PATRICIA ANN MORK NELSON
The George and Francss Ball Distinguished Professor of Art,
Ball State University School of Art


TEACHING STATEMENT Great art arises at the intersection of technique and idea, form and content, the material and ethereal. Great artists are makers who regularly traverse these seeming dichotomies as they weave together ancient and new techniques to explore our shared human experiences. My teaching seeks to embrace and expand these fundamental truths. Every society and every age has its makers, and I help to prepare makers for our future. In both my art and my teaching, I am a hybrid of ancient and future times, moving from striking a hammer onto a piece of metal to modeling surface treatments on a computer. I am a teacher of history, technology, craft, design, and technique. I am also a teacher of students, helping them know their past and eagerly and fearlessly create their futures. I teach at the intersection of confidence and content.

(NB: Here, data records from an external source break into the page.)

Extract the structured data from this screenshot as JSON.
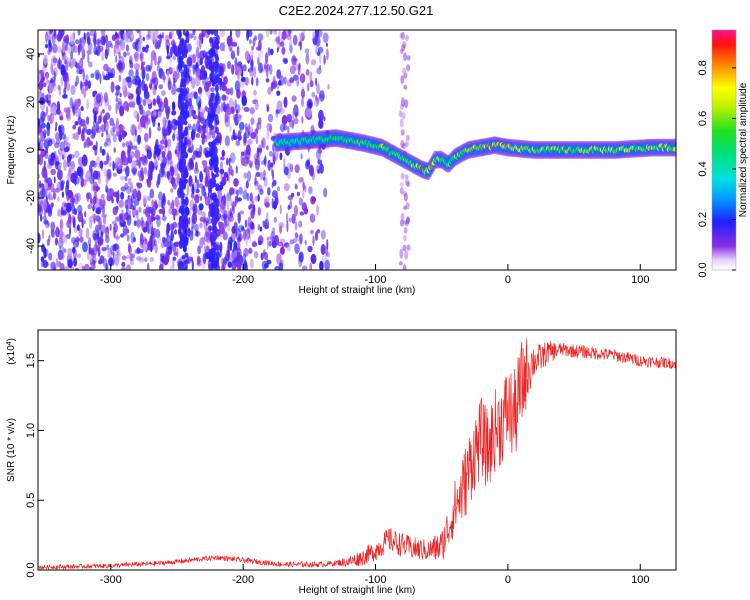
{
  "chart_data": [
    {
      "type": "heatmap",
      "title": "C2E2.2024.277.12.50.G21",
      "xlabel": "Height of straight line (km)",
      "ylabel": "Frequency (Hz)",
      "xlim": [
        -355,
        127
      ],
      "ylim": [
        -50,
        50
      ],
      "x_ticks": [
        -300,
        -200,
        -100,
        0,
        100
      ],
      "y_ticks": [
        -40,
        -20,
        0,
        20,
        40
      ],
      "x_tick_labels": [
        "-300",
        "-200",
        "-100",
        "0",
        "100"
      ],
      "y_tick_labels": [
        "-40",
        "-20",
        "0",
        "20",
        "40"
      ],
      "colorbar": {
        "label": "Normalized spectral amplitude",
        "range": [
          0,
          0.95
        ],
        "ticks": [
          0.0,
          0.2,
          0.4,
          0.6,
          0.8
        ],
        "tick_labels": [
          "0.0",
          "0.2",
          "0.4",
          "0.6",
          "0.8"
        ],
        "colormap": "rainbow"
      },
      "signal_ridge": {
        "x": [
          -175,
          -150,
          -130,
          -110,
          -95,
          -85,
          -75,
          -65,
          -60,
          -55,
          -50,
          -45,
          -40,
          -30,
          -20,
          -10,
          0,
          20,
          50,
          80,
          110,
          127
        ],
        "y": [
          3,
          4,
          5,
          3,
          1,
          -2,
          -5,
          -8,
          -9,
          -4,
          -4,
          -6,
          -3,
          0,
          1,
          2,
          1,
          0,
          0,
          0,
          1,
          1
        ],
        "amplitude": [
          0.45,
          0.5,
          0.55,
          0.6,
          0.6,
          0.6,
          0.55,
          0.8,
          0.85,
          0.7,
          0.6,
          0.55,
          0.65,
          0.75,
          0.8,
          0.85,
          0.8,
          0.65,
          0.65,
          0.65,
          0.7,
          0.7
        ]
      },
      "noise_region_xlim": [
        -355,
        -135
      ],
      "vertical_streaks_x": [
        -245,
        -222,
        -78
      ]
    },
    {
      "type": "line",
      "title": "",
      "xlabel": "Height of straight line (km)",
      "ylabel": "SNR (10 * v/v)",
      "scale_note": "(x10",
      "scale_exp": "4",
      "xlim": [
        -355,
        127
      ],
      "ylim": [
        0,
        1.72
      ],
      "x_ticks": [
        -300,
        -200,
        -100,
        0,
        100
      ],
      "y_ticks": [
        0.0,
        0.5,
        1.0,
        1.5
      ],
      "x_tick_labels": [
        "-300",
        "-200",
        "-100",
        "0",
        "100"
      ],
      "y_tick_labels": [
        "0.0",
        "0.5",
        "1.0",
        "1.5"
      ],
      "series_color": "#ee2222",
      "envelope": {
        "x": [
          -355,
          -300,
          -260,
          -240,
          -220,
          -200,
          -170,
          -140,
          -120,
          -110,
          -100,
          -90,
          -80,
          -70,
          -60,
          -50,
          -45,
          -40,
          -35,
          -30,
          -25,
          -20,
          -15,
          -10,
          -5,
          0,
          5,
          10,
          15,
          20,
          25,
          30,
          40,
          50,
          60,
          80,
          100,
          127
        ],
        "y": [
          0.02,
          0.03,
          0.05,
          0.07,
          0.09,
          0.07,
          0.04,
          0.04,
          0.06,
          0.09,
          0.14,
          0.22,
          0.18,
          0.15,
          0.14,
          0.17,
          0.3,
          0.45,
          0.55,
          0.7,
          0.85,
          0.95,
          0.85,
          1.0,
          1.05,
          1.15,
          1.1,
          1.3,
          1.45,
          1.5,
          1.52,
          1.56,
          1.58,
          1.57,
          1.56,
          1.54,
          1.5,
          1.48
        ]
      },
      "noise_amplitude": {
        "x": [
          -355,
          -130,
          -110,
          -90,
          -60,
          -50,
          -40,
          -30,
          -10,
          0,
          10,
          20,
          40,
          127
        ],
        "y": [
          0.015,
          0.02,
          0.06,
          0.09,
          0.08,
          0.12,
          0.2,
          0.28,
          0.3,
          0.32,
          0.35,
          0.12,
          0.05,
          0.04
        ]
      }
    }
  ]
}
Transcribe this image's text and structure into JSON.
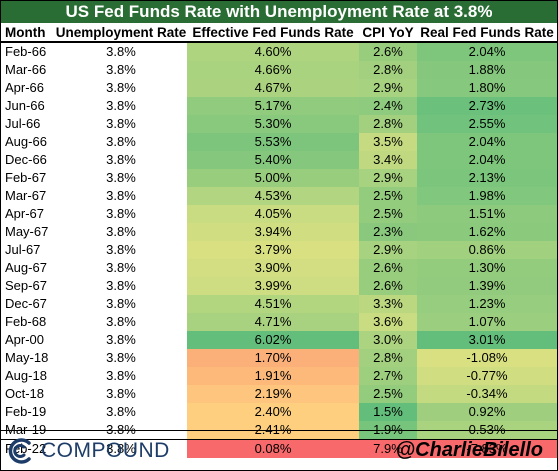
{
  "title": "US Fed Funds Rate with Unemployment Rate at 3.8%",
  "brand": {
    "name": "COMPOUND",
    "handle": "@CharlieBilello",
    "logo_icon": "compound-c-icon",
    "logo_color": "#1d3d68"
  },
  "colors": {
    "title_bg": "#2a6d34"
  },
  "chart_data": {
    "type": "table",
    "title": "US Fed Funds Rate with Unemployment Rate at 3.8%",
    "columns": [
      "Month",
      "Unemployment Rate",
      "Effective Fed Funds Rate",
      "CPI YoY",
      "Real Fed Funds Rate"
    ],
    "rows": [
      {
        "month": "Feb-66",
        "unemployment": "3.8%",
        "effr": "4.60%",
        "cpi": "2.6%",
        "real": "2.04%"
      },
      {
        "month": "Mar-66",
        "unemployment": "3.8%",
        "effr": "4.66%",
        "cpi": "2.8%",
        "real": "1.88%"
      },
      {
        "month": "Apr-66",
        "unemployment": "3.8%",
        "effr": "4.67%",
        "cpi": "2.9%",
        "real": "1.80%"
      },
      {
        "month": "Jun-66",
        "unemployment": "3.8%",
        "effr": "5.17%",
        "cpi": "2.4%",
        "real": "2.73%"
      },
      {
        "month": "Jul-66",
        "unemployment": "3.8%",
        "effr": "5.30%",
        "cpi": "2.8%",
        "real": "2.55%"
      },
      {
        "month": "Aug-66",
        "unemployment": "3.8%",
        "effr": "5.53%",
        "cpi": "3.5%",
        "real": "2.04%"
      },
      {
        "month": "Dec-66",
        "unemployment": "3.8%",
        "effr": "5.40%",
        "cpi": "3.4%",
        "real": "2.04%"
      },
      {
        "month": "Feb-67",
        "unemployment": "3.8%",
        "effr": "5.00%",
        "cpi": "2.9%",
        "real": "2.13%"
      },
      {
        "month": "Mar-67",
        "unemployment": "3.8%",
        "effr": "4.53%",
        "cpi": "2.5%",
        "real": "1.98%"
      },
      {
        "month": "Apr-67",
        "unemployment": "3.8%",
        "effr": "4.05%",
        "cpi": "2.5%",
        "real": "1.51%"
      },
      {
        "month": "May-67",
        "unemployment": "3.8%",
        "effr": "3.94%",
        "cpi": "2.3%",
        "real": "1.62%"
      },
      {
        "month": "Jul-67",
        "unemployment": "3.8%",
        "effr": "3.79%",
        "cpi": "2.9%",
        "real": "0.86%"
      },
      {
        "month": "Aug-67",
        "unemployment": "3.8%",
        "effr": "3.90%",
        "cpi": "2.6%",
        "real": "1.30%"
      },
      {
        "month": "Sep-67",
        "unemployment": "3.8%",
        "effr": "3.99%",
        "cpi": "2.6%",
        "real": "1.39%"
      },
      {
        "month": "Dec-67",
        "unemployment": "3.8%",
        "effr": "4.51%",
        "cpi": "3.3%",
        "real": "1.23%"
      },
      {
        "month": "Feb-68",
        "unemployment": "3.8%",
        "effr": "4.71%",
        "cpi": "3.6%",
        "real": "1.07%"
      },
      {
        "month": "Apr-00",
        "unemployment": "3.8%",
        "effr": "6.02%",
        "cpi": "3.0%",
        "real": "3.01%"
      },
      {
        "month": "May-18",
        "unemployment": "3.8%",
        "effr": "1.70%",
        "cpi": "2.8%",
        "real": "-1.08%"
      },
      {
        "month": "Aug-18",
        "unemployment": "3.8%",
        "effr": "1.91%",
        "cpi": "2.7%",
        "real": "-0.77%"
      },
      {
        "month": "Oct-18",
        "unemployment": "3.8%",
        "effr": "2.19%",
        "cpi": "2.5%",
        "real": "-0.34%"
      },
      {
        "month": "Feb-19",
        "unemployment": "3.8%",
        "effr": "2.40%",
        "cpi": "1.5%",
        "real": "0.92%"
      },
      {
        "month": "Mar-19",
        "unemployment": "3.8%",
        "effr": "2.41%",
        "cpi": "1.9%",
        "real": "0.53%"
      },
      {
        "month": "Feb-22",
        "unemployment": "3.8%",
        "effr": "0.08%",
        "cpi": "7.9%",
        "real": "-7.83%"
      }
    ],
    "color_scales": {
      "effr": {
        "min_color": "#f8696b",
        "mid_color": "#ffeb84",
        "max_color": "#63be7b"
      },
      "cpi": {
        "min_color": "#63be7b",
        "mid_color": "#ffeb84",
        "max_color": "#f8696b"
      },
      "real": {
        "min_color": "#f8696b",
        "mid_color": "#ffeb84",
        "max_color": "#63be7b"
      }
    }
  }
}
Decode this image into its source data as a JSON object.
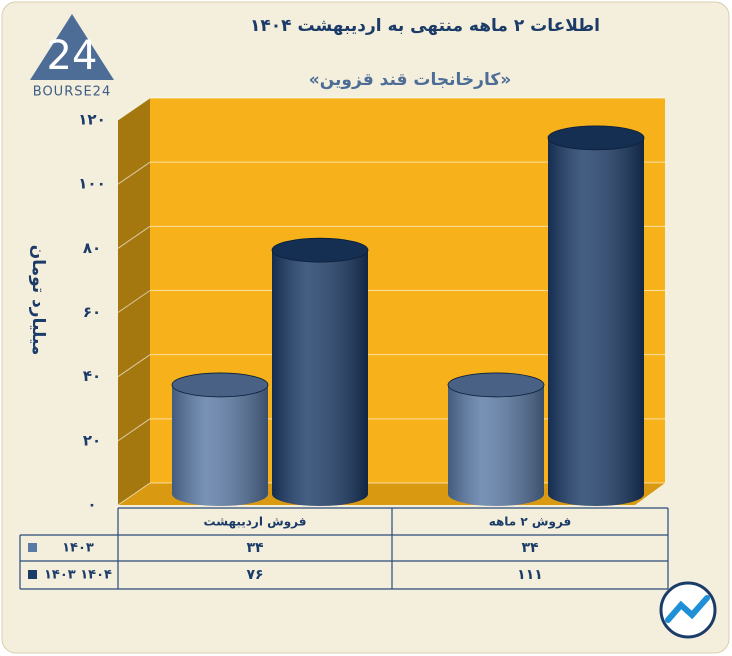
{
  "logo": {
    "mark": "24",
    "name": "BOURSE24"
  },
  "chart_data": {
    "type": "bar",
    "title": "اطلاعات ۲ ماهه منتهی به اردیبهشت ۱۴۰۴",
    "subtitle": "«کارخانجات قند قزوین»",
    "y_label": "میلیارد تومان",
    "categories": [
      "فروش اردیبهشت",
      "فروش ۲  ماهه"
    ],
    "series": [
      {
        "name": "۱۴۰۳",
        "color": "#5a7aa6",
        "values": [
          34,
          34
        ],
        "value_labels": [
          "۳۴",
          "۳۴"
        ]
      },
      {
        "name": "۱۴۰۳ ۱۴۰۴",
        "color": "#1b3b68",
        "values": [
          76,
          111
        ],
        "value_labels": [
          "۷۶",
          "۱۱۱"
        ]
      }
    ],
    "ylim": [
      0,
      120
    ],
    "yticks": [
      {
        "value": 0,
        "label": "۰"
      },
      {
        "value": 20,
        "label": "۲۰"
      },
      {
        "value": 40,
        "label": "۴۰"
      },
      {
        "value": 60,
        "label": "۶۰"
      },
      {
        "value": 80,
        "label": "۸۰"
      },
      {
        "value": 100,
        "label": "۱۰۰"
      },
      {
        "value": 120,
        "label": "۱۲۰"
      }
    ],
    "grid": true
  }
}
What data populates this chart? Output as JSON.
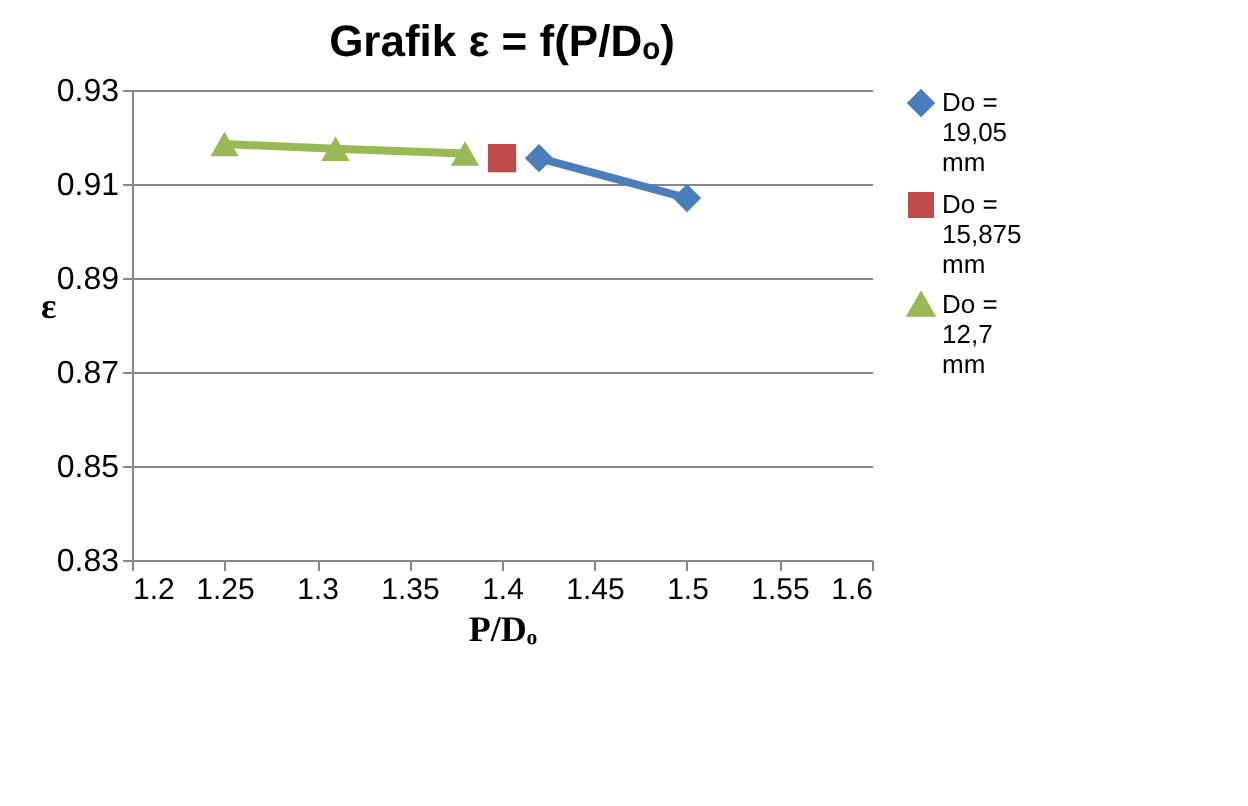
{
  "chart_data": {
    "type": "line",
    "title": "Grafik ε = f(P/Dₒ)",
    "xlabel": "P/Dₒ",
    "ylabel": "ε",
    "xlim": [
      1.2,
      1.6
    ],
    "xticks": [
      1.2,
      1.25,
      1.3,
      1.35,
      1.4,
      1.45,
      1.5,
      1.55,
      1.6
    ],
    "ylim": [
      0.83,
      0.93
    ],
    "yticks": [
      0.83,
      0.85,
      0.87,
      0.89,
      0.91,
      0.93
    ],
    "grid": "y",
    "legend": "right",
    "series": [
      {
        "name": "Do = 19,05 mm",
        "color": "#4a7ebb",
        "marker": "diamond",
        "x": [
          1.42,
          1.5
        ],
        "values": [
          0.9155,
          0.907
        ]
      },
      {
        "name": "Do = 15,875 mm",
        "color": "#be4b48",
        "marker": "square",
        "x": [
          1.4
        ],
        "values": [
          0.9155
        ]
      },
      {
        "name": "Do = 12,7 mm",
        "color": "#98b954",
        "marker": "triangle",
        "x": [
          1.25,
          1.31,
          1.38
        ],
        "values": [
          0.9185,
          0.9175,
          0.9165
        ]
      }
    ]
  }
}
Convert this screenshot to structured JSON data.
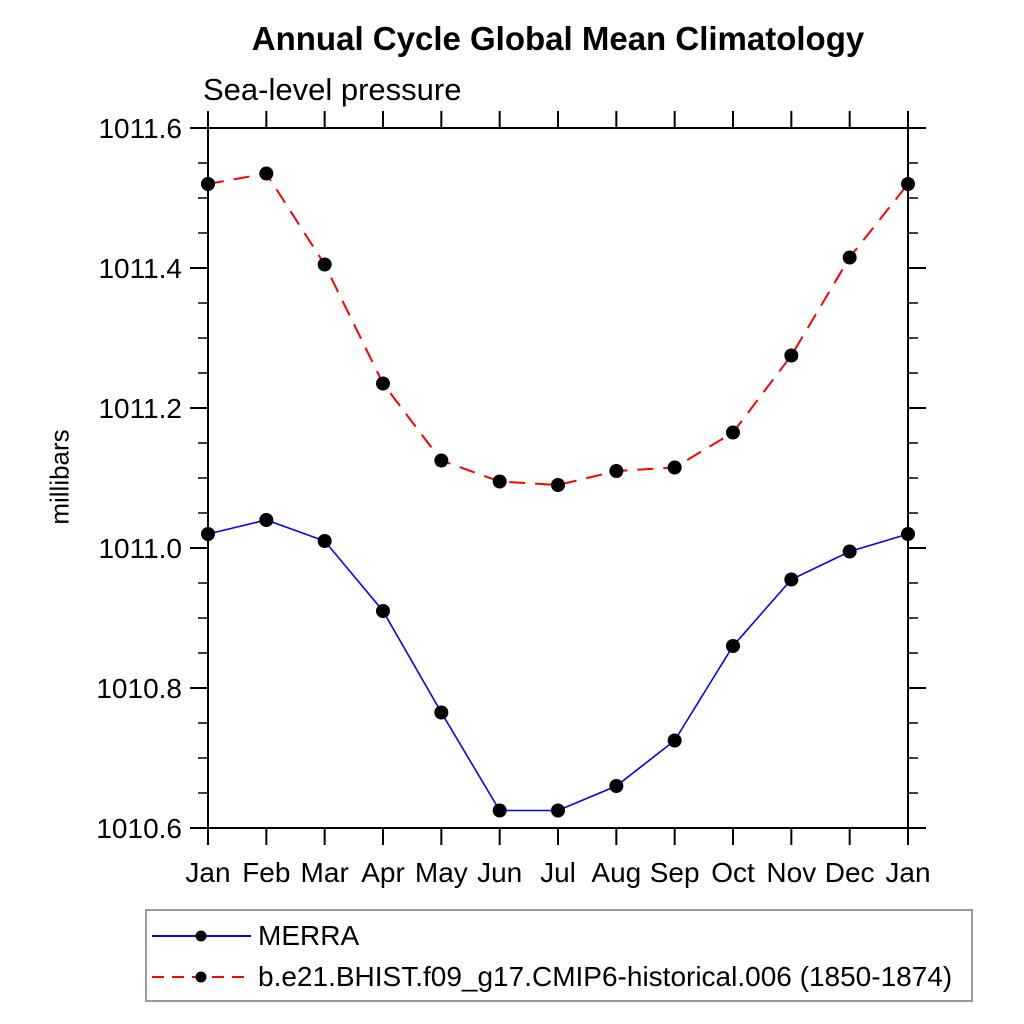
{
  "title": "Annual Cycle Global Mean Climatology",
  "subtitle": "Sea-level pressure",
  "colors": {
    "merra_line": "#0000ff",
    "model_line": "#ff0000",
    "marker": "#000000",
    "axis": "#000000",
    "legend_border": "#999999"
  },
  "chart_data": {
    "type": "line",
    "title": "Annual Cycle Global Mean Climatology",
    "subtitle": "Sea-level pressure",
    "xlabel": "",
    "ylabel": "millibars",
    "x_labels": [
      "Jan",
      "Feb",
      "Mar",
      "Apr",
      "May",
      "Jun",
      "Jul",
      "Aug",
      "Sep",
      "Oct",
      "Nov",
      "Dec",
      "Jan"
    ],
    "ylim": [
      1010.6,
      1011.6
    ],
    "ytick_major_step": 0.2,
    "ytick_minor_step": 0.05,
    "ytick_labels": [
      "1011.6",
      "1011.4",
      "1011.2",
      "1011.0",
      "1010.8",
      "1010.6"
    ],
    "grid": false,
    "legend_position": "bottom-left-box",
    "series": [
      {
        "name": "MERRA",
        "color": "#0000ff",
        "line_style": "solid",
        "line_width": 1.6,
        "marker": "filled-circle",
        "marker_color": "#000000",
        "values": [
          1011.02,
          1011.04,
          1011.01,
          1010.91,
          1010.765,
          1010.625,
          1010.625,
          1010.66,
          1010.725,
          1010.86,
          1010.955,
          1010.995,
          1011.02
        ]
      },
      {
        "name": "b.e21.BHIST.f09_g17.CMIP6-historical.006 (1850-1874)",
        "color": "#ff0000",
        "line_style": "dashed",
        "line_width": 2,
        "marker": "filled-circle",
        "marker_color": "#000000",
        "values": [
          1011.52,
          1011.535,
          1011.405,
          1011.235,
          1011.125,
          1011.095,
          1011.09,
          1011.11,
          1011.115,
          1011.165,
          1011.275,
          1011.415,
          1011.52
        ]
      }
    ]
  }
}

Students need the content, the knowledge to safely smith, cast, fabricate, and construct artifacts in
a variety of materials such as copper, bronze, and silver. These historic materials, techniques, and skills are the center of my curriculum, and are fused to newer and emerging ones, such as plastics and resins, aluminum anodizing, electroforming, and 3D printing. My students will experience some tools and techniques 10,000 years old, and others 10 years old; and they might use both old and new in the same piece. These tools and techniques come from all across the world, spanning the full range of human art and culture. With them, students learn how objects have been made and used to communicate status, social role, or ritual power. My teaching helps students move from analyzing archetypical or metaphorical forms to making objects with 21st century relevance and impact. As a primarily undergraduate teacher, I help new learners design and make things of which they often don't believe they can, helping them integrate sequential and logical thinking with creative approaches to problem solving. They learn to choose design and technical strategies appropriate
to their goals, and then experience the intellectual reward of making a complex object - from idea
to finished artwork - using tools and techniques unknown to them just a short while ago. I want students to learn that they are capable of great things.